The concepts of constraints and degrees of freedom are also used in statistics.  Let’s see what professors Box, Hunter, and Hunter (BH&H) have to say on the subject.  First jog your memory and recall that each deviation for a sample is the difference in an observational value y and the sample average ŷ. (This symbol is ‘y-hat’, which in physics is used to indicate the  unit vector in the y direction, but the symbol set on my computer doesn’t seem to have ‘y-bar’, so I’ll use ŷ instead.)  The deviation for a population is the difference in y and the mean η.   That is, in the case of a sample average, the deviation is yŷ, and in the case of the population mean, the deviation is y η.  Add up the deviations for a given sample or a given population and what do you get?  That’s right, zero.
 
Here’s the BH&H paragraph that discusses why n-1 is used for calculating the sample standard deviation, but first they have to define the variance:
 
“The deviations of n observations from their sample average must sum to zero.  This requirement, that Σ(y-ŷ) = 0, constitutes a linear constraint on the deviations or residuals y1 – ŷ, y2 – ŷ, …, yn – ŷ used for calculating s2 = Σ(y- ŷ)2/(n-1).  It implies that any n-1 of them completely determine the other [one].   The n residuals y- ŷ [and hence their sum of squares Σ(y- ŷ)2 and the sample variance, Σ(y- ŷ)2/(n-1)] are therefore said to have n-1 degrees of freedom.  In this book the number of degrees of freedom is denoted by the Greek letter ν (nu).”
 
Allright!  So in the People Aren’t Perfect lab, we have ν = n – 1 = 10 – 1 = 9 degrees of freedom.  BH&H say this:  “The loss of one degree of freedom is associated with the need to replace the unknown population mean η by ŷ, the sample average derived from the data.” 
 
Yep, and as you just noticed, there’s this thing called the variance, which the standard deviation comes from by taking the square root.  The population variance is σ2 = Σ(y-η)2/N,  and its standard deviation is σ =[Σ(y-η)2/N]1/2.  The sample variance is s2 = Σ(y-ŷ)2/(n-1) and its standard deviation is  s = [Σ(y-ŷ)2/(n-1)]1/2.

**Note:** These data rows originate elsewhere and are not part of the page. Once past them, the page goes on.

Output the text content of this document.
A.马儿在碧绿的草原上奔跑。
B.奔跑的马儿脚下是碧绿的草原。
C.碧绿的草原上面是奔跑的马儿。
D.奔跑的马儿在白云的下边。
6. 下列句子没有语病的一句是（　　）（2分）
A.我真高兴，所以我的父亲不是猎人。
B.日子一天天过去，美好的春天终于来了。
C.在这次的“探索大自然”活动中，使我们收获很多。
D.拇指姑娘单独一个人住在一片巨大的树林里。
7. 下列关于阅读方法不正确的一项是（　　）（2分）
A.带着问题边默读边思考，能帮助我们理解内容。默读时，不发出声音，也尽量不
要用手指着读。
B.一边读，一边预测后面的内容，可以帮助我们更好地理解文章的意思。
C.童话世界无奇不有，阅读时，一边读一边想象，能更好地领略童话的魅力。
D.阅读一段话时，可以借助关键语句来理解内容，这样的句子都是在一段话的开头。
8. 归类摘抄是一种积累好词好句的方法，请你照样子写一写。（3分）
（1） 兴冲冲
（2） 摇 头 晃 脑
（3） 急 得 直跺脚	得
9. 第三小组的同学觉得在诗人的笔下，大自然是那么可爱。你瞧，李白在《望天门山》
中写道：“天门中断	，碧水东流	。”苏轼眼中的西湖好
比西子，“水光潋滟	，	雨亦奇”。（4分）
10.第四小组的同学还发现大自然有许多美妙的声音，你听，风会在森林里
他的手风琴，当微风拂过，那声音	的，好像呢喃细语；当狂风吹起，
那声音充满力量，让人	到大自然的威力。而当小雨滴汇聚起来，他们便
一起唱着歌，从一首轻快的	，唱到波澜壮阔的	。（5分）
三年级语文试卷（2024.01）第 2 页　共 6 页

Would you believe this is the same expression as the one at the bottom of page 1 of the People Are Not Perfect* lab handout?  Different symbology is the only difference.

*Neither are machines!  [But what about equations?]
 

06 September 2013

Box, Hunter, and Hunter

I’ve been studying a book called Statistics for Experimenters: an Introduction to Design, Data Analysis, and Model Building, by the intrepid trio of authors Box, Hunter and Hunter (their last names).  Section 2.2 is called “Theory:  Probability Distributions, Parameters, and Statistics.”  That section starts with a subsection called “Experimental Error,” from which this is the first paragraph:


"When an operation or experiment is repeated under what are, as nearly as possible, the same conditions, the observed results are never quite identical.  The fluctuation that occurs from one repetition to another is called noise, experimental variation, experimental error, or merely error.  In a statistical context the word error is used in a technical and emotionally neutral sense.  It refers to variation that is often unavoidable.  It is not associated with blame."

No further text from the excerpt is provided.